The familiar emptiness floods back—dulled senses, muffled everything, the world viewed through gauze. I should add mourning return of magical sensory deprivation to the list of things that are absolutely, completely fine.
“There.” Mom flexes her fingers, rolls her wrists, examines her work with the quiet satisfaction of someone who just sealed a door. “How does that feel?”
“Like I swallowed a grey fog.” I test my senses and find nothing—no heightened hearing, no sharp smell, no wolf behind my ribs. “Same as always.”
“Was Max home tonight?” Mom straightens in the chair, watching me with the focus of someone scanning fine print. “Did he hear anything? Notice anything?”
“He was in his room.” My voice comes out flat, the performance of a lifetime—a girl who spent the night alone. “I didn’t see him.”
“You didn’t see him.” She lets the sentence sit between us with its teeth showing. “The concerned stepbrother didn’t come check on you through the wall?”
“Walls are thick in this house, Mom.” I stare at the wet spot my hair has left on the pillow because her eyes right now are a trap I cannot walk into. “He sleeps like the dead.”
“And nothing happened tonight that I should know about?” Her thumb traces her own wrist—the calculating gesture, the one that means she’s running numbers. “Nothing at all?”
“Nothing at all.” Each word a door bolted between my mother and what happened twelve feet from where she’s sitting.
She stands, smooths her blouse, returns the chair to the desk. “The current suppression isn’t strong enough. Your wolf pushed harder tonight than she’s ever pushed.”
“So what does that mean?” My stomach turns itself inside out and my nails press crescents into my palms.
“It means I need something more permanent.” She pauses in the doorway, selecting words. “Something that won’t thin every time your body decides to react.”
“More permanent how?” My nails find my palms inside my fists. “What are you going to do to me?”
“You remember what happens when the wolf comes out, Kylie.” Her voice goes gentle, which is when it does the most damage. “You remember the blood. You remember whose body was underneath your hands.”
My fingers dig into my thighs. The memory rises—small hands slick and red, warmth draining from something beneath them, a sound that wasn’t human and wasn’t anything a child should produce.

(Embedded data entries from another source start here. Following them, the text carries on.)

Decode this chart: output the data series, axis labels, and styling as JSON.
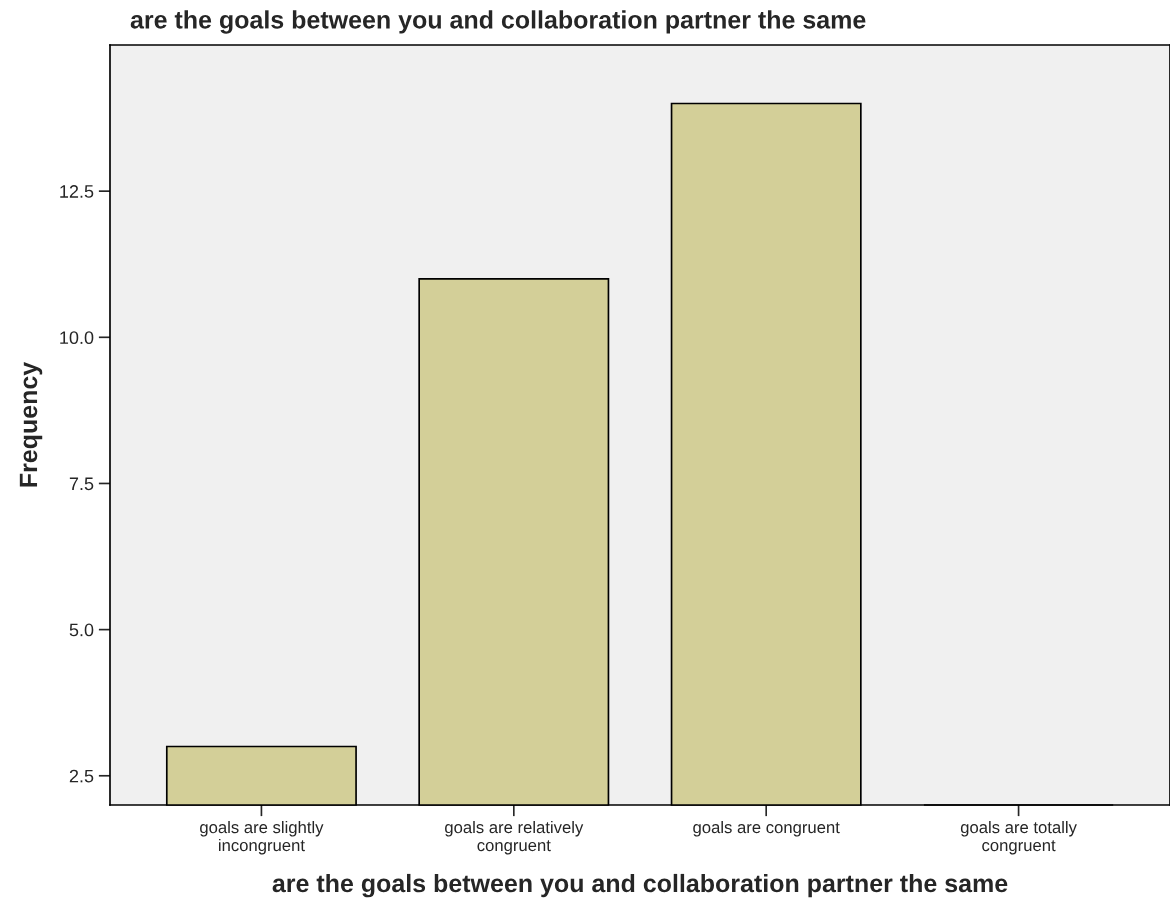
{
  "chart_data": {
    "type": "bar",
    "title": "are the goals between you and collaboration partner the same",
    "xlabel": "are the goals between you and collaboration partner the same",
    "ylabel": "Frequency",
    "categories": [
      "goals are slightly\nincongruent",
      "goals are relatively\ncongruent",
      "goals are congruent",
      "goals are totally\ncongruent"
    ],
    "values": [
      3,
      11,
      14,
      2
    ],
    "color": "#d3cf98",
    "ylim": [
      2,
      15
    ],
    "yticks": [
      2.5,
      {
        "value": 5,
        "label": "5.0"
      },
      7.5,
      {
        "value": 10,
        "label": "10.0"
      },
      12.5
    ],
    "grid": false,
    "legend": false
  }
}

“Every time she surfaces, you risk becoming that girl again.” She tucks a strand of wet hair behind my ear—tenderness and blade, always both, always at once. “The suppression, the glamour, this marriage—all of it keeps you from being her.”

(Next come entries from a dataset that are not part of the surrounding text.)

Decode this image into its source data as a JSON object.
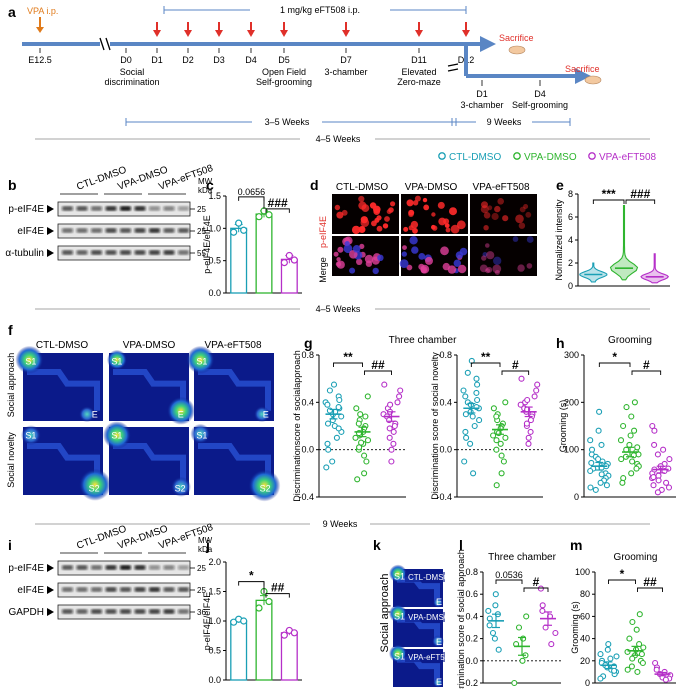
{
  "colors": {
    "ctl": "#1a9fb5",
    "vpa": "#2fb52f",
    "eft": "#b52fc8",
    "timeline": "#5a86c4",
    "arrow_red": "#e0302a",
    "arrow_orange": "#e07a1a",
    "heat_bg": "#0b1a8a"
  },
  "legend": {
    "items": [
      "CTL-DMSO",
      "VPA-DMSO",
      "VPA-eFT508"
    ]
  },
  "panel_a": {
    "letter": "a",
    "vpa_label": "VPA i.p.",
    "drug_label": "1 mg/kg eFT508 i.p.",
    "days_top": [
      "E12.5",
      "D0",
      "D1",
      "D2",
      "D3",
      "D4",
      "D5",
      "D7",
      "D11",
      "D12"
    ],
    "days_bottom": [
      "D1",
      "D4"
    ],
    "tasks": [
      "Social\ndiscrimination",
      "Open Field\nSelf-grooming",
      "3-chamber",
      "Elevated\nZero-maze"
    ],
    "tasks_bottom": [
      "3-chamber",
      "Self-grooming"
    ],
    "sacrifice": [
      "Sacrifice",
      "Sacrifice"
    ],
    "span1": "3–5 Weeks",
    "span2": "9 Weeks"
  },
  "section_labels": [
    "4–5 Weeks",
    "4–5 Weeks",
    "9 Weeks"
  ],
  "panel_b": {
    "letter": "b",
    "groups": [
      "CTL-DMSO",
      "VPA-DMSO",
      "VPA-eFT508"
    ],
    "rows": [
      "p-eIF4E",
      "eIF4E",
      "α-tubulin"
    ],
    "mw_header": "MW\nkDa",
    "mw": [
      "25",
      "25",
      "55"
    ]
  },
  "panel_i": {
    "letter": "i",
    "groups": [
      "CTL-DMSO",
      "VPA-DMSO",
      "VPA-eFT508"
    ],
    "rows": [
      "p-eIF4E",
      "eIF4E",
      "GAPDH"
    ],
    "mw_header": "MW\nkDa",
    "mw": [
      "25",
      "25",
      "36"
    ]
  },
  "panel_d": {
    "letter": "d",
    "cols": [
      "CTL-DMSO",
      "VPA-DMSO",
      "VPA-eFT508"
    ],
    "rows": [
      "p-eIF4E",
      "Merge"
    ]
  },
  "panel_f": {
    "letter": "f",
    "cols": [
      "CTL-DMSO",
      "VPA-DMSO",
      "VPA-eFT508"
    ],
    "rows": [
      "Social approach",
      "Social novelty"
    ],
    "tags": [
      "S1",
      "E",
      "S2"
    ]
  },
  "panel_k": {
    "letter": "k",
    "row_label": "Social approach",
    "cells": [
      "CTL-DMSO",
      "VPA-DMSO",
      "VPA-eFT508"
    ],
    "tags": [
      "S1",
      "E"
    ]
  },
  "chart_data": [
    {
      "id": "c",
      "letter": "c",
      "type": "bar",
      "categories": [
        "CTL-DMSO",
        "VPA-DMSO",
        "VPA-eFT508"
      ],
      "values": [
        1.0,
        1.22,
        0.52
      ],
      "errors": [
        0.06,
        0.05,
        0.06
      ],
      "points": [
        [
          0.94,
          1.08,
          0.97
        ],
        [
          1.18,
          1.27,
          1.21
        ],
        [
          0.47,
          0.58,
          0.51
        ]
      ],
      "ylabel": "p-eIF4E/eIF4E",
      "ylim": [
        0,
        1.5
      ],
      "yticks": [
        0.0,
        0.5,
        1.0,
        1.5
      ],
      "annotations": [
        "0.0656",
        "###"
      ]
    },
    {
      "id": "e",
      "letter": "e",
      "type": "violin",
      "categories": [
        "CTL-DMSO",
        "VPA-DMSO",
        "VPA-eFT508"
      ],
      "medians": [
        1.0,
        1.55,
        0.8
      ],
      "maxima": [
        2.0,
        7.0,
        2.8
      ],
      "ylabel": "Normalized intensity",
      "ylim": [
        0,
        8
      ],
      "yticks": [
        0,
        2,
        4,
        6,
        8
      ],
      "annotations": [
        "***",
        "###"
      ]
    },
    {
      "id": "g1",
      "letter": "g",
      "type": "scatter",
      "title": "Three chamber",
      "categories": [
        "CTL-DMSO",
        "VPA-DMSO",
        "VPA-eFT508"
      ],
      "means": [
        0.3,
        0.15,
        0.28
      ],
      "errors": [
        0.04,
        0.04,
        0.04
      ],
      "points": [
        [
          0.55,
          0.5,
          0.45,
          0.42,
          0.4,
          0.38,
          0.35,
          0.33,
          0.3,
          0.28,
          0.25,
          0.22,
          0.2,
          0.15,
          0.1,
          0.05,
          0.0,
          -0.1,
          -0.15,
          0.32,
          0.36,
          0.18
        ],
        [
          0.45,
          0.35,
          0.3,
          0.25,
          0.2,
          0.18,
          0.15,
          0.12,
          0.1,
          0.08,
          0.05,
          0.0,
          -0.05,
          -0.1,
          -0.2,
          0.22,
          0.14,
          0.06,
          0.02,
          0.28,
          -0.25
        ],
        [
          0.55,
          0.5,
          0.45,
          0.4,
          0.35,
          0.3,
          0.28,
          0.25,
          0.22,
          0.2,
          0.15,
          0.1,
          0.05,
          0.0,
          -0.1,
          0.32,
          0.18,
          0.38
        ]
      ],
      "ylabel": "Discriminationscore of socialapproach",
      "ylim": [
        -0.4,
        0.8
      ],
      "yticks": [
        -0.4,
        0.0,
        0.4,
        0.8
      ],
      "annotations": [
        "**",
        "##"
      ]
    },
    {
      "id": "g2",
      "letter": "",
      "type": "scatter",
      "categories": [
        "CTL-DMSO",
        "VPA-DMSO",
        "VPA-eFT508"
      ],
      "means": [
        0.35,
        0.17,
        0.32
      ],
      "errors": [
        0.04,
        0.04,
        0.04
      ],
      "points": [
        [
          0.75,
          0.65,
          0.6,
          0.55,
          0.5,
          0.45,
          0.42,
          0.4,
          0.38,
          0.35,
          0.32,
          0.3,
          0.28,
          0.25,
          0.2,
          0.15,
          0.1,
          0.05,
          -0.1,
          -0.2,
          0.48,
          0.36
        ],
        [
          0.4,
          0.35,
          0.3,
          0.25,
          0.22,
          0.2,
          0.18,
          0.15,
          0.12,
          0.1,
          0.05,
          0.0,
          -0.05,
          -0.1,
          -0.2,
          0.28,
          0.08,
          0.14,
          -0.3
        ],
        [
          0.6,
          0.55,
          0.5,
          0.45,
          0.4,
          0.38,
          0.35,
          0.32,
          0.3,
          0.28,
          0.25,
          0.2,
          0.15,
          0.1,
          0.05,
          0.34,
          0.22,
          0.42
        ]
      ],
      "ylabel": "Discrimination score of social novelty",
      "ylim": [
        -0.4,
        0.8
      ],
      "yticks": [
        -0.4,
        0.0,
        0.4,
        0.8
      ],
      "annotations": [
        "**",
        "#"
      ]
    },
    {
      "id": "h",
      "letter": "h",
      "type": "scatter",
      "title": "Grooming",
      "categories": [
        "CTL-DMSO",
        "VPA-DMSO",
        "VPA-eFT508"
      ],
      "means": [
        65,
        95,
        58
      ],
      "errors": [
        8,
        10,
        7
      ],
      "points": [
        [
          180,
          140,
          120,
          110,
          100,
          90,
          85,
          80,
          75,
          70,
          65,
          60,
          55,
          50,
          45,
          40,
          35,
          30,
          25,
          20,
          15,
          62,
          72,
          48
        ],
        [
          200,
          190,
          170,
          150,
          140,
          130,
          120,
          110,
          100,
          95,
          90,
          85,
          80,
          75,
          70,
          65,
          60,
          50,
          40,
          30,
          88,
          105
        ],
        [
          150,
          140,
          110,
          100,
          90,
          80,
          70,
          65,
          60,
          55,
          50,
          45,
          40,
          35,
          30,
          25,
          20,
          15,
          10,
          58,
          42
        ]
      ],
      "ylabel": "Grooming (s)",
      "ylim": [
        0,
        300
      ],
      "yticks": [
        0,
        100,
        200,
        300
      ],
      "annotations": [
        "*",
        "#"
      ]
    },
    {
      "id": "j",
      "letter": "j",
      "type": "bar",
      "categories": [
        "CTL-DMSO",
        "VPA-DMSO",
        "VPA-eFT508"
      ],
      "values": [
        1.0,
        1.35,
        0.8
      ],
      "errors": [
        0.03,
        0.08,
        0.04
      ],
      "points": [
        [
          0.98,
          1.03,
          1.0
        ],
        [
          1.22,
          1.5,
          1.33
        ],
        [
          0.76,
          0.84,
          0.8
        ]
      ],
      "ylabel": "p-eIF4E/eIF4E",
      "ylim": [
        0,
        2.0
      ],
      "yticks": [
        0.0,
        0.5,
        1.0,
        1.5,
        2.0
      ],
      "annotations": [
        "*",
        "##"
      ]
    },
    {
      "id": "l",
      "letter": "l",
      "type": "scatter",
      "title": "Three chamber",
      "categories": [
        "CTL-DMSO",
        "VPA-DMSO",
        "VPA-eFT508"
      ],
      "means": [
        0.36,
        0.13,
        0.38
      ],
      "errors": [
        0.06,
        0.08,
        0.06
      ],
      "points": [
        [
          0.6,
          0.5,
          0.45,
          0.42,
          0.38,
          0.32,
          0.25,
          0.2,
          0.1
        ],
        [
          0.4,
          0.3,
          0.2,
          0.15,
          0.05,
          0.0,
          -0.2
        ],
        [
          0.65,
          0.5,
          0.45,
          0.4,
          0.3,
          0.25,
          0.15
        ]
      ],
      "ylabel": "Discrimination score of social approach",
      "ylim": [
        -0.2,
        0.8
      ],
      "yticks": [
        -0.2,
        0.0,
        0.2,
        0.4,
        0.6,
        0.8
      ],
      "annotations": [
        "0.0536",
        "#"
      ]
    },
    {
      "id": "m",
      "letter": "m",
      "type": "scatter",
      "title": "Grooming",
      "categories": [
        "CTL-DMSO",
        "VPA-DMSO",
        "VPA-eFT508"
      ],
      "means": [
        16,
        29,
        8
      ],
      "errors": [
        3,
        4,
        1.5
      ],
      "points": [
        [
          35,
          30,
          26,
          22,
          20,
          18,
          16,
          14,
          12,
          10,
          8,
          6,
          4,
          15,
          24,
          11
        ],
        [
          62,
          55,
          48,
          40,
          35,
          30,
          28,
          25,
          22,
          20,
          18,
          15,
          12,
          10,
          26,
          32
        ],
        [
          18,
          14,
          12,
          10,
          8,
          7,
          6,
          5,
          4,
          3
        ]
      ],
      "ylabel": "Grooming (s)",
      "ylim": [
        0,
        100
      ],
      "yticks": [
        0,
        20,
        40,
        60,
        80,
        100
      ],
      "annotations": [
        "*",
        "##"
      ]
    }
  ]
}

Same words, same cadence, same devastating softness. But tonight they press against skin still carrying someone else’s warmth, and the distance between what she calls protection and what freedom tastes like is enormous.
“I understand,” I say, because I’ve been saying it for thirteen years and stopping now would cost more than I can pay.
“Good.” She studies my face one final beat, then pulls the door shut. Her footsteps fade down the hall.
I sit in the muted silence of a body compressed again, my wolf barely a whisper behind glass so thick I can hardly feel her breathing. An hour ago she was surging, tasting air for the first time—and Mom is going to make sure she never tastes it again.